China are positive about the draft documents although they still have shortcomings, said Xie Zhenhua, head of the Chinese delegation.

"As a member of the Group 77 and China, China has participated in the negotiations comprehensively, actively and flexibly. The drafts have shown all parties' opinions evenly. We are satisfied with the drafts though they have shortcomings," he said.

"We have not finished our negotiations and are still faced with difficult tasks in the future.

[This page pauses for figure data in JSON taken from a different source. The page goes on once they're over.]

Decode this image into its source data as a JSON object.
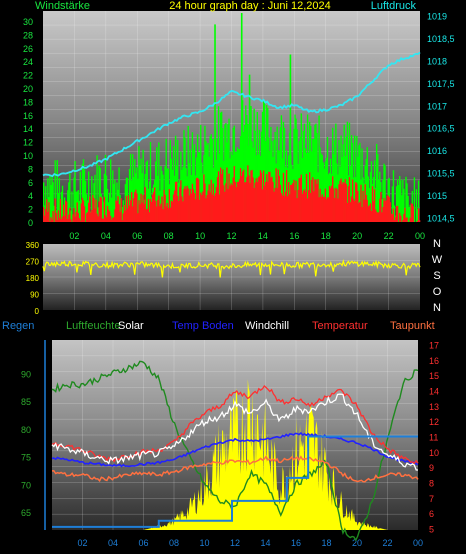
{
  "chart_data": [
    {
      "type": "line",
      "title": "24 hour graph day : Juni 12,2024",
      "left_label": "Windstärke",
      "right_label": "Luftdruck",
      "y_left_ticks": [
        "0",
        "2",
        "4",
        "6",
        "8",
        "10",
        "12",
        "14",
        "16",
        "18",
        "20",
        "22",
        "24",
        "26",
        "28",
        "30"
      ],
      "y_right_ticks": [
        "1014,5",
        "1015",
        "1015,5",
        "1016",
        "1016,5",
        "1017",
        "1017,5",
        "1018",
        "1018,5",
        "1019"
      ],
      "x_ticks": [
        "02",
        "04",
        "06",
        "08",
        "10",
        "12",
        "14",
        "16",
        "18",
        "20",
        "22",
        "00"
      ],
      "ylim_left": [
        0,
        31.5
      ],
      "ylim_right": [
        1014.4,
        1019.1
      ],
      "series": [
        {
          "name": "Luftdruck",
          "color": "#33e6f2",
          "x": [
            0,
            1,
            2,
            3,
            4,
            5,
            6,
            7,
            8,
            9,
            10,
            11,
            12,
            13,
            14,
            15,
            16,
            17,
            18,
            19,
            20,
            21,
            22,
            23,
            24
          ],
          "values": [
            1015.45,
            1015.45,
            1015.55,
            1015.65,
            1015.8,
            1016.0,
            1016.2,
            1016.4,
            1016.6,
            1016.75,
            1016.85,
            1017.05,
            1017.3,
            1017.2,
            1017.1,
            1016.95,
            1017.0,
            1016.85,
            1016.9,
            1017.0,
            1017.2,
            1017.55,
            1017.9,
            1018.05,
            1018.15
          ]
        },
        {
          "name": "gust",
          "color": "#00ff00",
          "x": [
            0,
            1,
            2,
            3,
            4,
            5,
            6,
            7,
            8,
            9,
            10,
            11,
            12,
            13,
            14,
            15,
            16,
            17,
            18,
            19,
            20,
            21,
            22,
            23,
            24
          ],
          "values": [
            6,
            5,
            5,
            6,
            7,
            6,
            7,
            8,
            9,
            10,
            11,
            13,
            14,
            15,
            14,
            13,
            12,
            12,
            11,
            11,
            10,
            8,
            5,
            3,
            2
          ]
        },
        {
          "name": "wind",
          "color": "#ff1a1a",
          "x": [
            0,
            1,
            2,
            3,
            4,
            5,
            6,
            7,
            8,
            9,
            10,
            11,
            12,
            13,
            14,
            15,
            16,
            17,
            18,
            19,
            20,
            21,
            22,
            23,
            24
          ],
          "values": [
            2,
            1.5,
            1.5,
            2,
            2.5,
            2,
            3,
            3.5,
            4,
            4.5,
            5,
            6,
            6.5,
            7,
            6.5,
            6,
            5.5,
            5.5,
            5,
            5,
            4.5,
            3.5,
            2,
            1,
            1
          ]
        }
      ]
    },
    {
      "type": "line",
      "title": "",
      "y_left_ticks": [
        "360",
        "270",
        "180",
        "90",
        "0"
      ],
      "right_labels": [
        "N",
        "W",
        "S",
        "O",
        "N"
      ],
      "ylim": [
        0,
        360
      ],
      "series": [
        {
          "name": "direction",
          "color": "#ffff00",
          "x": [
            0,
            2,
            4,
            6,
            8,
            10,
            12,
            14,
            16,
            18,
            20,
            22,
            24
          ],
          "values": [
            250,
            255,
            245,
            250,
            240,
            245,
            240,
            250,
            245,
            250,
            255,
            245,
            240
          ]
        }
      ]
    },
    {
      "type": "line",
      "legend": [
        {
          "label": "Regen",
          "color": "#1e7fd8"
        },
        {
          "label": "Luftfeuchte",
          "color": "#2eaa2e"
        },
        {
          "label": "Solar",
          "color": "#ffffff"
        },
        {
          "label": "Temp Boden",
          "color": "#2222ff"
        },
        {
          "label": "Windchill",
          "color": "#ffffff"
        },
        {
          "label": "Temperatur",
          "color": "#ff3030"
        },
        {
          "label": "Taupunkt",
          "color": "#ff7040"
        }
      ],
      "y_left_ticks": [
        "65",
        "70",
        "75",
        "80",
        "85",
        "90"
      ],
      "y_right_ticks": [
        "5",
        "6",
        "7",
        "8",
        "9",
        "10",
        "11",
        "12",
        "13",
        "14",
        "15",
        "16",
        "17"
      ],
      "x_ticks": [
        "02",
        "04",
        "06",
        "08",
        "10",
        "12",
        "14",
        "16",
        "18",
        "20",
        "22",
        "00"
      ],
      "series": [
        {
          "name": "Luftfeuchte",
          "color": "#1f8a1f",
          "axis": "left",
          "x": [
            0,
            1,
            2,
            3,
            4,
            5,
            6,
            7,
            8,
            9,
            10,
            11,
            12,
            13,
            14,
            15,
            16,
            17,
            18,
            19,
            20,
            21,
            22,
            23,
            24
          ],
          "values": [
            87,
            88,
            88,
            89,
            90,
            91,
            92,
            89,
            81,
            75,
            70,
            67,
            66,
            72,
            70,
            65,
            70,
            72,
            74,
            62,
            60,
            67,
            78,
            88,
            91
          ]
        },
        {
          "name": "Temperatur",
          "color": "#ff3030",
          "axis": "right",
          "x": [
            0,
            1,
            2,
            3,
            4,
            5,
            6,
            7,
            8,
            9,
            10,
            11,
            12,
            13,
            14,
            15,
            16,
            17,
            18,
            19,
            20,
            21,
            22,
            23,
            24
          ],
          "values": [
            10.6,
            10.4,
            10.1,
            9.7,
            9.5,
            9.8,
            10.0,
            10.1,
            10.6,
            11.7,
            12.5,
            13.0,
            13.9,
            13.6,
            14.4,
            13.2,
            13.5,
            13.0,
            13.7,
            14.0,
            13.0,
            11.2,
            10.2,
            9.6,
            9.2
          ]
        },
        {
          "name": "Windchill",
          "color": "#ffffff",
          "axis": "right",
          "x": [
            0,
            1,
            2,
            3,
            4,
            5,
            6,
            7,
            8,
            9,
            10,
            11,
            12,
            13,
            14,
            15,
            16,
            17,
            18,
            19,
            20,
            21,
            22,
            23,
            24
          ],
          "values": [
            10.5,
            10.2,
            9.9,
            9.6,
            9.4,
            9.6,
            9.8,
            9.9,
            10.3,
            11.2,
            12.0,
            12.3,
            13.1,
            12.5,
            13.2,
            12.0,
            12.8,
            12.7,
            13.3,
            13.7,
            12.4,
            10.6,
            9.8,
            9.3,
            9.0
          ]
        },
        {
          "name": "Temp Boden",
          "color": "#2222ff",
          "axis": "right",
          "x": [
            0,
            1,
            2,
            3,
            4,
            5,
            6,
            7,
            8,
            9,
            10,
            11,
            12,
            13,
            14,
            15,
            16,
            17,
            18,
            19,
            20,
            21,
            22,
            23,
            24
          ],
          "values": [
            9.6,
            9.5,
            9.3,
            9.2,
            9.1,
            9.1,
            9.2,
            9.3,
            9.5,
            9.9,
            10.3,
            10.6,
            10.8,
            10.7,
            10.8,
            11.0,
            11.2,
            11.1,
            11.0,
            10.8,
            10.6,
            10.2,
            9.7,
            9.4,
            9.2
          ]
        },
        {
          "name": "Taupunkt",
          "color": "#ff7040",
          "axis": "right",
          "x": [
            0,
            1,
            2,
            3,
            4,
            5,
            6,
            7,
            8,
            9,
            10,
            11,
            12,
            13,
            14,
            15,
            16,
            17,
            18,
            19,
            20,
            21,
            22,
            23,
            24
          ],
          "values": [
            8.7,
            8.5,
            8.5,
            8.2,
            8.3,
            8.5,
            8.6,
            8.5,
            8.7,
            9.0,
            9.2,
            9.3,
            9.4,
            9.3,
            9.6,
            9.4,
            9.6,
            9.5,
            9.3,
            8.6,
            8.0,
            8.3,
            8.5,
            8.5,
            8.3
          ]
        },
        {
          "name": "Solar",
          "color": "#ffff00",
          "axis": "none",
          "x": [
            0,
            1,
            2,
            3,
            4,
            5,
            6,
            7,
            8,
            9,
            10,
            11,
            12,
            13,
            14,
            15,
            16,
            17,
            18,
            19,
            20,
            21,
            22,
            23,
            24
          ],
          "values": [
            0,
            0,
            0,
            0,
            0,
            0,
            0,
            0.02,
            0.05,
            0.12,
            0.25,
            0.45,
            0.55,
            0.7,
            0.5,
            0.25,
            0.45,
            0.55,
            0.35,
            0.15,
            0.05,
            0.02,
            0,
            0,
            0
          ]
        },
        {
          "name": "Regen",
          "color": "#1e7fd8",
          "axis": "right",
          "x": [
            0,
            7,
            7,
            11.8,
            11.8,
            15.4,
            15.4,
            16.8,
            16.8,
            24
          ],
          "values": [
            5.1,
            5.1,
            5.5,
            5.5,
            6.8,
            6.8,
            8.3,
            8.3,
            11.0,
            11.0
          ]
        }
      ]
    }
  ]
}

The Chinese government will continue to stick to green, low-carbon and sustainable development with a high sense of responsibility to the Chinese people and the world," he added.

Xie also showed his gratitude to the Mexican government for having upheld the principle of openness and transparency as the host country.

One of the two draft documents is under the auspices of the Ad Hoc Working Group on Long-term Cooperative Action under the UN Framework Convention on Climate Change, and the other of the Ad Hoc Working Group on further commitments for Annex I parities under the Kyoto Protocol.

The drafts aim at setting up a new "Green Climate Fund" to help the world's least developed countries, as well as payments to protect tropical forests and another agreement to share low-carbon technologies.

Though the drafts have not included a commitment to extend the Kyoto Protocol after the expiration of first commitment period in 2012, they would prevent a collapse of climate change negotiations and allow for some modest advances on protecting the environment.

The drafts, which still need the approval of the ministers, were rejected by Bolivia alone. Latest media reports said the conference has approved the first part of the draft climate deal at Cancun, overruling the Bolivian objection.

The Cancun talks, scheduled from Nov. 29 to Dec. 10, have rallied about 25,000 participants from governments, businesses, non-governmental organizations and research institutions in almost 200 countries.